Zucchini Crumble

I'm always looking for ways to use zucchini and this is a great recipe to make as it gets closer to fall.  It feels like a nice fall comfort food to me.  This recipe tastes just like an apple crumble.  Smells like it too. Served warm with a scoop of vanilla ice cream on top is absolutely divine.

I like to freeze thinly sliced blanched zucchini in 6 cup portions so I can make this once the zucchini stops growing.

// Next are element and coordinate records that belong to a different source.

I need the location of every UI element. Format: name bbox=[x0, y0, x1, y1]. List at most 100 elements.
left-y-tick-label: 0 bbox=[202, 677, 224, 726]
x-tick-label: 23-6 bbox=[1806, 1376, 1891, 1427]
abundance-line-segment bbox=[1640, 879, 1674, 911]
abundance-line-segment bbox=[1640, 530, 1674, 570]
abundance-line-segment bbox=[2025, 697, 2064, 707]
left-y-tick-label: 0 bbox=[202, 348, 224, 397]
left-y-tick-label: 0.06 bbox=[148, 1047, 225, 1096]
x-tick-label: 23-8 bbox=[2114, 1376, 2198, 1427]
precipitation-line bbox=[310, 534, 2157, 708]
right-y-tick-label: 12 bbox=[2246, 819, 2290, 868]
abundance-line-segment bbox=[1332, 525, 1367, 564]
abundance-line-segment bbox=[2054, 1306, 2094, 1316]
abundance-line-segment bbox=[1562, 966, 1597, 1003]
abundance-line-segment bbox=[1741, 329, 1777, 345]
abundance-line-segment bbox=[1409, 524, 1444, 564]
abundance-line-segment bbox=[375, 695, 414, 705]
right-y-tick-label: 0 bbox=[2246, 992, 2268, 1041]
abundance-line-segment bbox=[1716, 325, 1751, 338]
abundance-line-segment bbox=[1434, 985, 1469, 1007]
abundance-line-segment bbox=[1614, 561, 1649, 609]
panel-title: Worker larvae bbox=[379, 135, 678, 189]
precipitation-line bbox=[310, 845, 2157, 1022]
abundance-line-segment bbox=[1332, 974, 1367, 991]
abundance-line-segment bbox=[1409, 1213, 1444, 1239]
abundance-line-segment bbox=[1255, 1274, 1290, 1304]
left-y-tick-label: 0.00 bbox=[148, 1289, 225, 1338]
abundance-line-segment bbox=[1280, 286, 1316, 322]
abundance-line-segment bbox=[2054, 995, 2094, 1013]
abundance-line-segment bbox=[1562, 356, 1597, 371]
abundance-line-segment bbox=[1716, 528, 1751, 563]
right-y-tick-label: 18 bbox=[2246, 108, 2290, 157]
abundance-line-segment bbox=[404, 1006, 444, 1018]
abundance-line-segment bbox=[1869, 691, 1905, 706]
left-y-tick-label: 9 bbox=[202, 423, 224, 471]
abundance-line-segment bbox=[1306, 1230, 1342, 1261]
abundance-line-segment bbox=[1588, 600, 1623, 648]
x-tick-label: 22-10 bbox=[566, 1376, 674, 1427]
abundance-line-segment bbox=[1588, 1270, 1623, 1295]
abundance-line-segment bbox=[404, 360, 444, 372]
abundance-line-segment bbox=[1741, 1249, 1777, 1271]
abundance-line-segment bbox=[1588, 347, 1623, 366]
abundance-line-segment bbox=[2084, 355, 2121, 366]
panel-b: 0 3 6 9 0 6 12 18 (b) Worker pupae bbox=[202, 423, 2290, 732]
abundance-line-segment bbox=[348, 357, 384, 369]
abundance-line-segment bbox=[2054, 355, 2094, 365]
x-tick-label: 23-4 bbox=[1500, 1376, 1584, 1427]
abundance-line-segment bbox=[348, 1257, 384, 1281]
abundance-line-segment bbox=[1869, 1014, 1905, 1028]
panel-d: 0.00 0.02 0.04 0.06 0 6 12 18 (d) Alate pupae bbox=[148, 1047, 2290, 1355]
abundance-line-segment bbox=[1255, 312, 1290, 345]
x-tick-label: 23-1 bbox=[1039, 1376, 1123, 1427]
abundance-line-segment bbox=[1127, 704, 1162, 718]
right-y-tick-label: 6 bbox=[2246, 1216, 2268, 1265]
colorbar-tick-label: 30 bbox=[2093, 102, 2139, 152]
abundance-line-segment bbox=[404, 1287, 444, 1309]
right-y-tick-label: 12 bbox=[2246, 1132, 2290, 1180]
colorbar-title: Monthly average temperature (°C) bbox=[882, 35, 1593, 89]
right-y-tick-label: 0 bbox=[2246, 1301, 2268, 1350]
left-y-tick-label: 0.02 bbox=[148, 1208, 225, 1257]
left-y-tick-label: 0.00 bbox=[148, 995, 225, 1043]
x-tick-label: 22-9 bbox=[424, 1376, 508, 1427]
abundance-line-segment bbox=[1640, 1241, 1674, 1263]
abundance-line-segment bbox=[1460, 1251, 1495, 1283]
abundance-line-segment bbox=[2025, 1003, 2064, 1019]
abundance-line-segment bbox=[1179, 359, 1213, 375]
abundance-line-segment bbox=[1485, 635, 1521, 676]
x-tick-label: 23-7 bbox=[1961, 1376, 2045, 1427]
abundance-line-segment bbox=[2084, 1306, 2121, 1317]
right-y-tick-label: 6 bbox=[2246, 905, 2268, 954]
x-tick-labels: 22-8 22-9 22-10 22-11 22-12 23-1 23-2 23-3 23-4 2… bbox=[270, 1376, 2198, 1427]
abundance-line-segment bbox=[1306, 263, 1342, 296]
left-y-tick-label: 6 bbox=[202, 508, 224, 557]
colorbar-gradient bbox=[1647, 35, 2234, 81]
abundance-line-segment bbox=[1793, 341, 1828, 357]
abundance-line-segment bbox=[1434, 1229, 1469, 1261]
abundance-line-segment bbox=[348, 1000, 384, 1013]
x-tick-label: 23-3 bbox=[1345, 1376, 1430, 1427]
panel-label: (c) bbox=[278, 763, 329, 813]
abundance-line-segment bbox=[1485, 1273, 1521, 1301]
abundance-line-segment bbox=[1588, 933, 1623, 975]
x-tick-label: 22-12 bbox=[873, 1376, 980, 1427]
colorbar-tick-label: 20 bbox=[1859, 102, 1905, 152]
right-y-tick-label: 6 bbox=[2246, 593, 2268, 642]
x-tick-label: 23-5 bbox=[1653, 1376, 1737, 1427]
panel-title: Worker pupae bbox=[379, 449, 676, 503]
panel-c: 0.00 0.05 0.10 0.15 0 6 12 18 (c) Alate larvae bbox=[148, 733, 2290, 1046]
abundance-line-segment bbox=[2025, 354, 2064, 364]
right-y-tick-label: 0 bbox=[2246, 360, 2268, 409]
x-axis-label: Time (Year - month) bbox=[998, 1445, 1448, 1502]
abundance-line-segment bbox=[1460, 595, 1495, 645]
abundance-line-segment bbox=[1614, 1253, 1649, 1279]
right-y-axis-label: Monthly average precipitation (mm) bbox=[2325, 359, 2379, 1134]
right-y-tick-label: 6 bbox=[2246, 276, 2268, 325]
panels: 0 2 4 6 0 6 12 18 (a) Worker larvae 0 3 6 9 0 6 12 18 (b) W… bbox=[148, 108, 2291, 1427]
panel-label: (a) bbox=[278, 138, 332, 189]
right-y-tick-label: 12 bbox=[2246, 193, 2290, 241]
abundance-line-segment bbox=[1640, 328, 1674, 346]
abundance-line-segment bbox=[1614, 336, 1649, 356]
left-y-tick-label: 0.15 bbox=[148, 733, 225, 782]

It feels like it extends the growing season just a few months more.

Adapted from a recipe out of Farmer John's Cookbook

2 1/4 c. all-purpose flour
2 c. granulated sugar, divided
1/2 t. salt
12 T. butter, cold and cut into chunks
6 c. thinly sliced zucchini
1/3 - 1/2 c. fresh lemon juice (2- 3 lemons, depending on the tartness you like)
1 t. ground cinnamon
1/4 t. ground nutmeg

Preheat the oven to 350 degrees fahrenheit.

In a medium size bowl or the bowl of a food processor, stir together the flour, 1 c. sugar and the salt.  Cut in the butter with a pastry blender (or pulse in a food processor) until mixture looks like coarse oatmeal.

Pour half the mixture into a 13x9" baking pan and press evenly into the bottom of the pan.  Bake for 10 minutes.  Remove the pan from the oven to a cooling rack and set aside.

While the crust is baking, combine the zucchini and lemon juice in a large pan over medium-high heat and cook until zucchini is tender, about 8-10 minutes.  Stir in the remaining 1 c. sugar, cinnamon, and nutmeg.  Simmer for 1 minute more.  Add 1/2 c. of the flour mixture and continue to cook, stirring constantly, until mixture thickens.  Remove the pan from the heat and let cool 10 minutes.

Pour the zucchini mixture over the baked crust and sprinkle the remaining flour mixture evenly over the top.  Return the pan to the oven and bake until lightly browned and bubbly, 40-45 minutes.